Fingían estudiar un escaparate o esperar a alguien en una esquina, si acaso. Presos. Al cabo del día mi hijo los veía media docena de veces. Yo le improvisaba, unas veces le decía cualquier cosa, otras, por acumulación, le gritaba exasperada que no los mirase y le regañaba por las heridas en las rodillas y la camisa por fuera del pantalón, haciendo que no me dolía.

Desgarbados, y atados, ellos no decían nada. Todo sucedía en su asombro, el de mi hijo. La dueña de la casa nos obligaba a pasar por ahí. Hacia el otro lado, su hijo, sentado entre otros niños saboreaba a ciertas horas de todo con la boca manchada de chocolate. Les gustaba tener las puertas del comedor abiertas de par en par.
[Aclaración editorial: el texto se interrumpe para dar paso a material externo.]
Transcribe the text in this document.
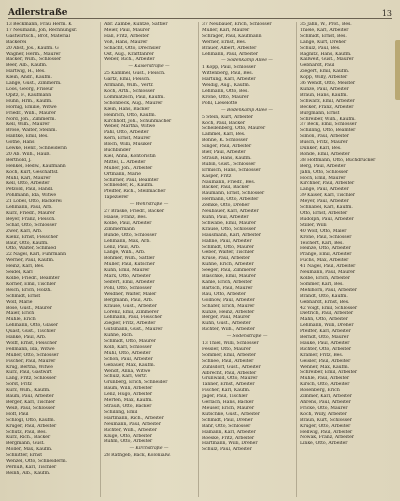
Adlerstraße	13
13 Beckmann, Frau Herm. K
17 Neumann, Joh, Rechnungsr.
Gastwirtsch., Brot, Material
Bäckerei
20 Abst, Jos., Kaufm. G
Wagner, Herm., Maurer
Bäcker, Wilh., Schlosser
Beer, Alb., Kaufm.
Hartwig, H., Bes.
Klein, Andr., Kaufm.
Lange, Gust., Zimmerm.
Loos, Georg, Friseur
Opitz, F., Kaufmann
Hühn, Hrm., Kaufm.
Hornig, Emilie, Witwe
Friedr., Wilh., Maurer
Nord, Joh., Zimmerm.
Kell, Wilh., Maurer
Bröse, Walter, Steinm.
Hantke, Emil, Bes.
Gothe, Hans
Lewke, Henr., Schneiderin
20 Ab. Wilh., Hauß.
Berthold, J.
Henkel, Hedw., Kaufmann
Koch, Kurt, Geschäftsf.
Mühl, Karl, Maurer
Kell, Otto, Arbeiter
Petzold, Paul, Handl.
Pöhlmann, Ida, Witwe
21 Löbel, Otto, Bäckerei
Lehmann, Paul, Arb.
Kurz, Friedr., Maurer
Beyer, Franz, Fleisch.
Schäf, Otto, Schlosser
Zwer, Karl, Arb.
Kienz, Ernst, Fleischer
Baur, Otto, Kaufm.
Otto, Walter, Schmied
22 Nagel, Karl, Fuhrmann
Werner, Paul, Kaufm.
Heinz, Karl, Bes.
Seidel, Karl
Kolbe, Friedr., Beamter
Körner, Emil, Tischler
Reich, Erich, Holzh.
Schmidt, Ernst
Wolf, Marie
Böse, Gust., Maurer
Maier, Erich
Mühle, Erich
Lehmann, Otto, Glaser
Quast, Gust., Tischler
Hanke, Paul, Arb.
Wolff, Ernst, Fleischer
Fellmann, Ida, Witwe
Müller, Otto, Schlosser
Fischer, Paul, Maurer
Krug, Bertha, Witwe
Kurz, Paul, Gastwirt
Lang, Fritz, Schlosser
Sorst, Fritz
Kürz, Wilh., Kaufm.
Baum, Paul, Arbeiter
Berger, Karl, Tischler
Weiß, Paul, Schlosser
Hoff, Paul
Schlögl, Otto, Kaufm.
Krüger, Paul, Arbeiter
Schütz, Paul, Bes.
Kurz, Rich., Bäcker
Bergmann, Gust.
Möller, Max, Kaufm.
Schnitter, Ernst
Wenzel, Otto, Schneiderm.
Pernuß, Karl, Tischler
Reinh, Alb., Kaufm.
Abr. Zambe, Kuntze, Sattler
Meier, Paul, Maurer
Hall, Fritz, Arbeiter
Voß, Hans, Maurer
Schacht, Otto, Drechsler
Ost, Aug., Kraftfahrer
Weber, Rich., Arbeiter
— Kaiserstraße —
25 Kämmel, Gust., Fleisch.
Gartz, Emil, Fleisch.
Arlmann, Wilh., Vertr.
Koch, Arth., Schlosser
Lommatzsch, Paul, Kaufm.
Schönbeck, Aug., Maurer
Klein, Hans, Bäcker
Heinrich, Otto, Kaufm.
Kirchhoff, Joh., Schuhmacher
Weber, Martha, Witwe
Pahl, Otto, Arbeiter
Kern, Ernst, Maurer
Bloch, Willi, Musiker
Buchbinder
Kiel, Anna, Kontoristin
Mittel, L. Arbeiter
Müller, Joh., Arbeiter
Ortmann, Marie
Schirner, Paul, Beamter
Schneider, R., Kaufm.
Pfeiffer, Rich., Stellmacher
Tapezierer
— Wehrstraße —
27 Bräske, Friedr., Bäcker
Haase, Franz, Bes.
Kolbe, Paul, Arbeiter
Zimmermann
Bunde, Otto, Schlosser
Lehmann, Max, Arb.
Lenz, Paul, Arb.
Lange, Wilh., Arb.
Böhmer, Wilh., Sattler
Müller, Paul, Kutscher
Kühn, Emil, Maurer
Marx, Otto, Arbeiter
Seifert, Emil, Arbeiter
Pöhl, Otto, Schlosser
Weidner, Walter, Maler
Bergmann, Paul, Arb.
Krause, Gust., Arbeiter
Lorenz, Emil, Zimmerer
Lehmann, Paul, Fleischer
Ziegler, Fritz, Arbeiter
Gutsmann, Gust., Maurer
Kühne, Rich.
Schmidt, Otto, Maurer
Kolb, Karl, Schlosser
Mühl, Otto, Arbeiter
Schön, Paul, Arbeiter
Gebauer, Max, Kaufm.
Wendt, Anna, Witwe
Schulz, Karl, Vertr.
Grünberg, Erich, Schneider
Baum, Willi, Arbeiter
Lenz, Hugo, Arbeiter
Merten, Max, Kaufm.
Strauß, Otto, Bäcker
Schilling, Emil
Hartmann, Rich., Arbeiter
Neumann, Paul, Arbeiter
Richter, Wilh., Arbeiter
Kluge, Otto, Arbeiter
Ruhm, Otto, Arbeiter
— Kirchstraße —
28 Rathgeb, Bäck, Kolonialw.
37 Neubauer, Erich, Schlosser
Müller, Karl, Maurer
Schräger, Paul, Kaufmann
Werner, Ernst, Bes.
Brauer, Albert, Arbeiter
Lehmann, Paul, Arbeiter
— Sodenkamp Allee —
1 Kopp, Paul, Schlosser
Wittenberg, Paul, Bes.
Hartung, Karl, Arbeiter
Weidig, Aug., Kaufm.
Lehmann, Otto, Bes.
Krone, Otto, Maurer
Pohl, Lieselotte
— Bodenkamp Allee —
5 Stein, Kurt, Arbeiter
Koch, Paul, Bäcker
Schellenberg, Otto, Maurer
Lämmel, Karl, Bes.
Bohne, K. Schlosser
Singer, Paul, Arbeiter
Bier, Paul, Arbeiter
Strauß, Hans, Kaufm.
Rubin, Gust., Schlosser
Ermisch, Hans, Schlosser
Kasper, Fritz
Naumann, Friedr., Bes.
Bäcker, Paul, Bäcker
Raumann, Ernst, Schlosser
Hermann, Otto, Arbeiter
Zemke, Otto, Dreher
Neubauer, Karl, Arbeiter
Kühn, Paul, Arbeiter
Schwabe, Emil, Maurer
Krause, Otto, Schlosser
Hausmann, Karl, Arbeiter
Hahne, Paul, Arbeiter
Schmidt, Otto, Maurer
Geber, Walter, Tischler
Kruse, Paul, Arbeiter
Kühne, Erich, Arbeiter
Seeger, Paul, Zimmerer
Blaschke, Emil, Maurer
Kahle, Erich, Arbeiter
Bartsch, Paul, Maurer
Rau, Otto, Arbeiter
Gollnow, Paul, Arbeiter
Schäfer, Erich, Maurer
Kunze, Heinz, Arbeiter
Berger, Paul, Maurer
Kühn, Gust., Arbeiter
Richter, Wilh., Arbeiter
— Sodenstraße —
13 Thiel, Willi, Schlosser
Fessler, Otto, Maurer
Sommer, Emil, Arbeiter
Schnee, Paul, Arbeiter
Zühlsdorf, Gust., Arbeiter
Albrecht, Paul, Arbeiter
Grünwald, Otto, Maurer
Tanner, Ernst, Arbeiter
Fischer, Karl, Kaufm.
Jäger, Paul, Tischler
Gerlach, Hans, Bäcker
Meuser, Erich, Maurer
Kutschke, Gust., Arbeiter
Schmidt, Paul, Dreher
Bahr, Otto, Schlosser
Hamann, Karl, Arbeiter
Roeske, Fritz, Arbeiter
Hartmann, Willi, Dreher
Schulz, Paul, Arbeiter
35 Jahn, W., Prof., Bes.
Thiele, Karl, Arbeiter
Schmidt, Ernst, Bes.
Lange, Kurt, Dreher
Schulz, Paul, Bes.
Ragnitz, Hans, Kaufm.
Kallweit, Gust., Maurer
Gebhardt, Paul
Ziegert, Emil, Kaufm.
Kopp, Willy, Arbeiter
36 Wendt, Otto, Meister
Kunze, Paul, Arbeiter
Braun, Hans, Kaufm.
Schwarz, Emil, Arbeiter
Becker, Franz, Arbeiter
Burgmann, Ernst
Schreiber, Wilh., Kaufm.
37 Beck, Emil, Schlosser
Schilling, Otto, Beamter
Simon, Paul, Arbeiter
Busch, Fritz, Maurer
Dunker, Karl, Bes.
Rohde, Emil, Arbeiter
38 Hoffmann, Otto, Buchdrucker
Berg, Paul, Arbeiter
Jahn, Otto, Schlosser
Hoch, Emil, Maurer
Kirchner, Paul, Arbeiter
Lange, Paul, Arbeiter
39 Kaiser, Karl, Tischler
Meyer, Paul, Arbeiter
Schnabel, Karl, Kaufm.
Otto, Ernst, Arbeiter
Rudolph, Paul, Arbeiter
Stiller, Willi
40 Wolf, Otto, Maler
Krone, Paul, Schlosser
Teichert, Karl, Bes.
Heinze, Otto, Arbeiter
Prange, Emil, Arbeiter
Fuchs, Max, Arbeiter
41 Nagel, Paul, Arbeiter
Neumann, Paul, Maurer
Kolbe, Erich, Arbeiter
Sommer, Karl, Bes.
Mehlhorn, Paul, Arbeiter
Brandt, Otto, Kaufm.
Gebhardt, Ernst, Bes.
42 Voigt, Emil, Schlosser
Dietrich, Paul, Arbeiter
Mahn, Otto, Arbeiter
Lehmann, Willi, Dreher
Pfeiffer, Karl, Arbeiter
Berndt, Otto, Maurer
Hauke, Paul, Arbeiter
Richter, Otto, Arbeiter
Kramer, Fritz, Bes.
Geisler, Paul, Arbeiter
Wehner, Max, Kaufm.
Schreiber, Emil, Arbeiter
Mühle, Paul, Arbeiter
Kirsch, Otto, Arbeiter
Rosenberg, Erich
Zimmer, Karl, Arbeiter
Ahrens, Paul, Arbeiter
Fricke, Otto, Maurer
Koch, Willy, Arbeiter
Braun, Kurt, Schlosser
Krüger, Otto, Arbeiter
Hellwig, Paul, Arbeiter
Nowak, Franz, Arbeiter
Linke, Otto, Arbeiter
Mi hijo los miraba, y a los presos, porque creía que alguno era su padre, y su hermano. Se acordaba de cuando aún lo tenía en mi vientre y le mentía. Con rapidez le añadía el indeseable barniz. Yo, una flor solitaria, porque en la infancia lo importante es sentirse querido.

Todos los días de clase, a la misma hora, ya acostados, mirábamos al techo las manchas de humedad de esa habitación que compartíamos, mohosa e indeleble, y su cegadora fascinación le hacía creer que él también merendaría chocolate al día siguiente, aunque fuera a las puertas de un mal recibidor.

La confusa mezcla de sentimientos me llevaba a pensar que el sexo seguía siendo espléndido, incluso cuando me arrastraba más allá de la cama. “Para llegar tarde a la libertad siempre hay tiempo”, pensaba, muerta de hambre. Cerraba los ojos para apreciar de mejor modo el sabor del primer bocado que pudiera arramplar.

Que me pegasen no era una descortesía. Lo prefería. Al menos, el resto del día era para mi hijo; no el suyo, ese de ojos claros y pelo engominado… Supongo, que con los años habrán entendido mi expresión de fastidio. Cuido a sus hijos lo mejor que puedo, y siempre tiene mis piernas abiertas, nunca en voz alta, que sé que no le gusta, ni la mueca de asco. La cara cortada me da igual, nunca nos llegamos a hacer una foto. Las cicatrices me recuerdan que todo lo que he vivido es parte de la realidad. En lo más áspero de mi vientre seguiré contándole la amorosa regañina a mi hijo con el mejor de mis acentos, y le seguiré cuidando las rodillas y medio remendando los pantalones. Veo todos los días a gente mucho peor, y no me arrepiento de haberles mandado a la mierda cuando le reventaron la cabeza con la culata del fusil. Se les metió entre ceja y ceja quitármelo porque tosía. ¡Si yo hubiera tenido dos manos!, ¡y el fusil munición!… Voy a estar triste hasta que me muera; ya ni me pegan.

Y todo, a una calle de distancia de donde se había criado mi madre: la que se comió a mi perro.